This is a bit of a mixed bag of a commit, so I totally understand if you don't want to merge it as-is. I figured I'd let you choose what you like, if anything, instead of just forking silently.
First, thank you for writing the cross-platform + lightweight semaphore! I had had in mind to do something remarkably similar for absolute ages, but just never had the time to get around to it. Now I don't have to :-) Your blog post, too, was high-quality as usual. I've taken the lightweight semaphore and used it to implement a blocking wrapper around both of my lock-free queues (spsc and mpmc).
The changes I made are:
Your unit tests still pass. I can't tell if there's any effect on performance since the tests seem to take a wildly different amount of time to execute each time on my PC (which admittedly is a rather wimpy AMD C-50 dual-core netbook processor -- I had to lower the iteration count temporarily on some of them otherwise it would have taken over half an hour to get the test results, heh).
Thank you for your hard work!
Various tweaks to semaphore, including in particular support for bulk…
… waiting. Also fixed 'Unix Makefiles' generation when on Windows/MinGW64.
FYI, sizeof(int) != sizeof(ssize_t) in 64-bit environment: in AMD64, it will issue more lengthy instructions (64-bit operation on register needs an instruction prefix while 32-bit operation doesn't) for no big deal (I won't expect for more than 2 billion threads to wait !).
@hlide: Yes, that was my intention. I didn't know the instruction length was different, though -- does it make any difference to performance? EDIT: It does not. Both std::atomic<int> and std::atomic<long long> take identical amounts of time to do a FAA and a CAS, respectively, at least on my 64-bit Intel Core 2 processor. See my benchmark here.
In any case, it's not for the number of waiting threads (when the count is negative), but rather for the number of available items (when the count is positive).

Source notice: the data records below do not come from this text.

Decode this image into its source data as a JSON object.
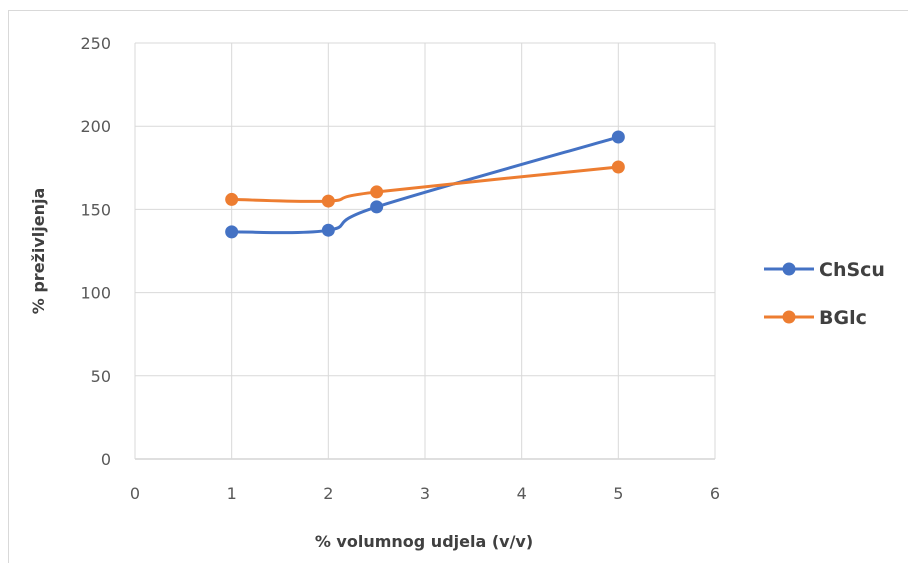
{
  "chart_data": {
    "type": "line",
    "title": "",
    "xlabel": "% volumnog udjela (v/v)",
    "ylabel": "% preživljenja",
    "xlim": [
      0,
      6
    ],
    "ylim": [
      0,
      250
    ],
    "xticks": [
      0,
      1,
      2,
      3,
      4,
      5,
      6
    ],
    "yticks": [
      0,
      50,
      100,
      150,
      200,
      250
    ],
    "grid": true,
    "legend_position": "right",
    "smooth": true,
    "series": [
      {
        "name": "ChScu",
        "color": "#4472C4",
        "x": [
          1,
          2,
          2.5,
          5
        ],
        "y": [
          136.5,
          137.5,
          151.5,
          193.5
        ]
      },
      {
        "name": "BGlc",
        "color": "#ED7D31",
        "x": [
          1,
          2,
          2.5,
          5
        ],
        "y": [
          156,
          155,
          160.5,
          175.5
        ]
      }
    ]
  }
}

@cameron314: as long as the instruction cache can absorb those extra bytes, it won't. Suppose that all the code of a big program was using 'int' and was fine in 64-bit, then you switch 'int' into 'ssize_t', you may end up with a bigger binary size which is not that negligible. The same for data size too (which is as twice as it was so data cache will certainly suffer because a cache line will only handle the half of what it could before).
MinGW support (from cameron314 in #3)
Thanks for the MinGW fix. I'm half tempted by the <windows.h> trick, but I'll leave it alone for now.
@cameron314: off-topic I'm quite interested with your free-lock SPSC and MPMC queues implementations, but I have a question. I need a free-lock MPSC queue and I was wondering how to achieve it (blocking version or not).
Ah, yes, I hadn't considered the cacheline implications. Interesting.
@hlide: Hmm, MPSC. I don't know of any off the top of my head -- you're probably best off picking a general MPMC queue and just using that. Mine might not offer the best characteristics for that scenario, as it's built out of SPMC queues internally. The best way is to try a few and find the one that's fastest for your particular workload (by profiling). Just know that both SPMC and MPSC can be engineered much more efficiently than MPMC.